We need our medical leaders to direct their energy and enthusiasm into better engagement and driving improvement, say Vijaya Nath and John Clark.
In the UK, as in many other countries, doctors must be more involved in leadership if improvements in access, quality, safety and productivity are to be realised.
Doctors have always been involved in running health services. However, the past 25 years or so in the NHS have been characterised by general management, with doctors in leadership roles only supporting, rather than leading, management initiatives.
This is beginning to change. Then health minister Lord Darzi’s 2008 review of the health system in England, High Quality Care for All, strongly advocated the importance of clinicians, and particularly doctors, being more engaged in leading service improvement.
The terms clinical or medical engagement are often used, but rarely defined. Few health systems or organisations have strategies for increasing engagement.
Medical engagement should be about changing the culture of a practice, department, service, hospital or system, so that doctors are actively involved in management and leadership, and executives genuinely encourage doctors to lead improvement initiatives. Essentially, it is about getting doctors to become more like shareholders than stakeholders.
Last year, the King’s Fund’s commission on leadership and management in the NHS stressed the importance of a “distributed” style of leadership, with management shared between managers and clinicians and equally valued by both.

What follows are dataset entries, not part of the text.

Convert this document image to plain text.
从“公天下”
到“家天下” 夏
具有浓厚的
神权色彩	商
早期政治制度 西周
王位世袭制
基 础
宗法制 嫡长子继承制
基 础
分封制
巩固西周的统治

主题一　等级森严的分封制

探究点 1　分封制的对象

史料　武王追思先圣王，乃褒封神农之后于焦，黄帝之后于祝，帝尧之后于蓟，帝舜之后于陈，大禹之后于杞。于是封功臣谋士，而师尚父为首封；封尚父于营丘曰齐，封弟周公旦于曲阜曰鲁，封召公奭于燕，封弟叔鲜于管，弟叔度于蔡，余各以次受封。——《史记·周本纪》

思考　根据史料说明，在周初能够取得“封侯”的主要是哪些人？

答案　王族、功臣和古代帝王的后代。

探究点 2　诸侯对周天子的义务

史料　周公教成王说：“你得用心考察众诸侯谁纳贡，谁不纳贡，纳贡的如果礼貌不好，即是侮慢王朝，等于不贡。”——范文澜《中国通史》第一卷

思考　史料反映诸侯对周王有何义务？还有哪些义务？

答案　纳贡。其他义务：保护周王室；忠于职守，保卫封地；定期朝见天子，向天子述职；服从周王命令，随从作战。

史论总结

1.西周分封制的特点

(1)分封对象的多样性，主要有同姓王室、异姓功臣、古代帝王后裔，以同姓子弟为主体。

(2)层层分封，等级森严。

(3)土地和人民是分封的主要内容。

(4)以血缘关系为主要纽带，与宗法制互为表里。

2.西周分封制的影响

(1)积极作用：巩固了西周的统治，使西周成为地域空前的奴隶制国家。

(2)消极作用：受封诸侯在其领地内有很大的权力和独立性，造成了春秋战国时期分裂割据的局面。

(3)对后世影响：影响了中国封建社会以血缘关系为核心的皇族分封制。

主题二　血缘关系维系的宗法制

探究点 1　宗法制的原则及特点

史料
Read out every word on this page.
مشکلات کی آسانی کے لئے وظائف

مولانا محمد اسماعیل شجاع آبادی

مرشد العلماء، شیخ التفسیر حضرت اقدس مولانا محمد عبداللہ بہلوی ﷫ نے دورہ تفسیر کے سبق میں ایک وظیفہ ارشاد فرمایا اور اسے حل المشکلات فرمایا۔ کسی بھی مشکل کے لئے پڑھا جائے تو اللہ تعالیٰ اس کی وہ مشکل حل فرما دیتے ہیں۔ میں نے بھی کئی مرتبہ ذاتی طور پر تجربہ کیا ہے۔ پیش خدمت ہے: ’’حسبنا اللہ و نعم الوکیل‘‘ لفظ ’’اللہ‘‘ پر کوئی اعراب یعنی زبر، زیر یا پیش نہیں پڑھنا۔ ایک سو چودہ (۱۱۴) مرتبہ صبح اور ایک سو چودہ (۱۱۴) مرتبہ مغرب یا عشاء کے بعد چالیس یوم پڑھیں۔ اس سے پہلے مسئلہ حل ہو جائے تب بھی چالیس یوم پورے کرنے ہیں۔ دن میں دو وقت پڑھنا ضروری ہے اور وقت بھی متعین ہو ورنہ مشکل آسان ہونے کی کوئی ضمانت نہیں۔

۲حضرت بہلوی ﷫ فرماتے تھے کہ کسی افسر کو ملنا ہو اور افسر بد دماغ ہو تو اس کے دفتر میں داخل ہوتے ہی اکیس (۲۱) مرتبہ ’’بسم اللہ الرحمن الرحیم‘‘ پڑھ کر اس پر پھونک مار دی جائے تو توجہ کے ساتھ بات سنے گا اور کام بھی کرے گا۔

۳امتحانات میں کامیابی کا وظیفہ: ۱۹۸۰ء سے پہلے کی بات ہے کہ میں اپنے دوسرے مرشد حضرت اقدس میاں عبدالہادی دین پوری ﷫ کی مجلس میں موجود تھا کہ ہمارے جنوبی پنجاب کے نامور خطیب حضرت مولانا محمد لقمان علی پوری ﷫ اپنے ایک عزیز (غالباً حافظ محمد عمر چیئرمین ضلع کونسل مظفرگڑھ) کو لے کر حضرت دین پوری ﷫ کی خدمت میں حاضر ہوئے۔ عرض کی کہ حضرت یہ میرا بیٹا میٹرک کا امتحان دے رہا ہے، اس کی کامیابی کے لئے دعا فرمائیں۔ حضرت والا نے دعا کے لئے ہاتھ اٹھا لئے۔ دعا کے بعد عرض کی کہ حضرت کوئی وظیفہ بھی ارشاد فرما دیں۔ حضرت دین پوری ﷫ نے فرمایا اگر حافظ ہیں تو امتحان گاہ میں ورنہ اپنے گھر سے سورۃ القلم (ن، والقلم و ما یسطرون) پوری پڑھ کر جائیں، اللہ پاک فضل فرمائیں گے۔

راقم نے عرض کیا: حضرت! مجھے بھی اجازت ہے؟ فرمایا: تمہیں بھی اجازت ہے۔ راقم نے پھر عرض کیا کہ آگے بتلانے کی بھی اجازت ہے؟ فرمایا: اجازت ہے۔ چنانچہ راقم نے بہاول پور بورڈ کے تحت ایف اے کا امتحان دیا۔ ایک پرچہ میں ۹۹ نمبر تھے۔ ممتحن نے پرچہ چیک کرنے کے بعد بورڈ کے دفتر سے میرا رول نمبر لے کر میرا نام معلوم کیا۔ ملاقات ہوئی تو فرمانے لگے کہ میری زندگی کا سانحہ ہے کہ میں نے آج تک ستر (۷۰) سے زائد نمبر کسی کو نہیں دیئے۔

Our follow-up review this year will explore how to promote “engaging leadership” – by which we mean a style of leadership that promotes engagement within teams, organisations and across the system to drive improvement.
Quality and productivity
What is the evidence that greater medical engagement will guarantee improvements in quality and productivity? Peter Spurgeon, John Clark and Chris Ham provide compelling evidence from the UK and US in Enhancing Engagement in Medical Leadership: from the dark side to centre stage.
Another study, published last year by Jonathan Taitz and colleagues, also concluded that some high performing hospitals in the US have significantly improved quality and safety by engaging their physicians.
There are a growing number of medical engagement exemplars internationally. For example, at the McLeod Regional Medical Centre in South Carolina, winner of the McKesson Quest for Quality Prize in 2010, engaging medical staff has been a key feature of their change programme, which is based on a “physician-led, data-driven and evidence-based” culture.
As part of this year’s leadership review, the King’s Fund aims to identify further exemplars to help clinical commissioning groups, hospitals and health systems develop more effective medical engagement and leadership strategies.
During our programmes and interventions with doctors we have observed effective medical leadership and identified the challenges for doctors moving into leadership roles. For example, effective leaders foster multiprofessional relationships and exert influence beyond their professional boundaries; they support, empower and motivate colleagues; they are humble, trustworthy and resilient.
Leaders are frank about the challenges of adapting their behaviour, recognising, for example, that the methodical approach to recognising patterns, vital to making a clinical diagnosis, can also be a barrier to innovation and risk-taking. Increasingly, the medical profession is recognising that competence in management, leadership and service improvement is integral to being a good doctor at all levels.
Undergraduate and postgraduate curriculums and work experience, particularly in the UK, now incorporate leadership competencies, with many other countries adopting similar approaches, often based on the joint NHS Institute and Academy of Medical Royal Colleges medical leadership competency framework.
Professional attitudes
Over the past few years, discussions with doctors have highlighted the importance of “medical professionalism” as a platform from which doctors could “shape healthcare and exercise constructive influence on health policy”.
Doctors revealed that some expectations of them as undergraduates followed them throughout their career; these were based on assumptions that sometimes placed barriers in the way of them developing as leaders. For example, doctors are sometimes assumed to be capable of becoming managers or leaders with no preparation, because they were “bright”.
Doctors moving into leadership roles need to be afforded the same development opportunities as their management counterparts in the areas of self-awareness, communicating with and leading others, understanding their impact on others, working within teams and understanding systems and processes in the context of the NHS.
By looking at the evidence – which points to leaders at all levels being most engaged when applying the skills, knowledge and behaviours in their own settings – we have learnt that the most effective approach is to provide opportunities for doctors to apply the theory of clinical leadership through actively leading service improvements.
This applies equally across the range of clinicians we work with, from GPs to secondary care consultant specialists, from clinical fellows to medical directors.
Leaders of the organisations who collaborated in a series of roadshows targeted at medical students urged us to “find ways to utilise the energy and enthusiasm of those who within a short time will be the custodians of medical care and moderators of its delivery”. This should be a call to action for all involved in developing and supporting medical leaders.